20 juin 2010 - Couvent Dominicain - Marseille

 

En ligne depuis le jeudi 21 juillet 2011.
 
 

Mais enfin, pourquoi Jésus interroge-t-il ses disciples ? - « Pour vous qui suis-je ? » Cette interrogation ponctue cette scène comme un moment déterminant. Certes, un Maître peut poser des questions ; la pédagogie, l’enseignement, le contrôle des connaissances acquises ou encore à acquérir recourent à l’interrogation. Mais en serait-il ici de même ? Un professeur questionne sur des réalités extérieures à sa personne, à propos des matières enseignées, celles qui peuvent donner lieu à une notation, à un apprentissage, à l’acquisition de gestes, que sais-je ! Rarement, il posera à des disciples ou à des élèves des questions sur lui-même, ou une interrogation le concernant personnellement et le livrant à l’évaluation par les autres... Son autorité le supporterait-elle ? Par ailleurs, si une telle évaluation doit être portée, les disciples sont en général soit des « fans », soit des opposants ou des contradicteurs ; et il y aura adhésion ou rejet vis-à-vis de celui qui manifeste son autorité. Ainsi, les disciples pourraient acclamer leur Maître ou adhérer à lui, et Jésus n’aurait pas besoin de les interroger sur son identité. Chacun saurait bien qui est qui ! Enfin, Jésus ne saurait-il pas ce que savent par exemple André et Simon son frère, Jacques et Jean, fils de Zébédée, Lévi le publicain, tous appelés par lui, souvent à leur propre surprise ! Jésus ne saurait-il pas, Lui qui sait aussi qu’il est « Maître et Seigneur », et qui le revendiquera ?

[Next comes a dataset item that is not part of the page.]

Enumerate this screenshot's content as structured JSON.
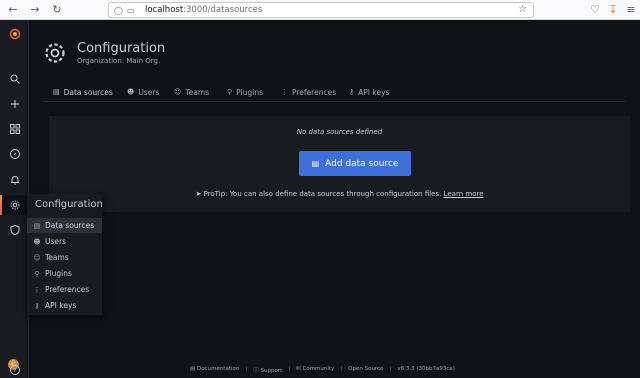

Alors pourquoi Jésus interroge-t-il ses disciples ? Nous sommes en Galilée, dans les environs du Lac, le groupe semble uni, comme des disciples derrière leur Maître. Ils ont été choisis, appelés personnellement. Ils ont entendu Jésus et lui ont répondu. Cette voix résonna dans l’air, frappa leurs oreilles, toucha leur cœur. Déjà, ils ont été pour une part enseignés par Jésus, par sa parole, ses signes. Ils ont vu la puissance féconde de sa présence. Mieux encore, ils ont été institués comme « les Douze », au sortir de la prière de Jésus, pour porter le message du salut ! Si leur cœur fut touché, le message du Sauveur accompagne maintenant leur marche. Alors est-il encore temps de laisser la place à des questions ? Accompagner et servir Jésus, l’écouter, le regarder accomplir « signes et prodiges », tout cela ne suffit-il pas ?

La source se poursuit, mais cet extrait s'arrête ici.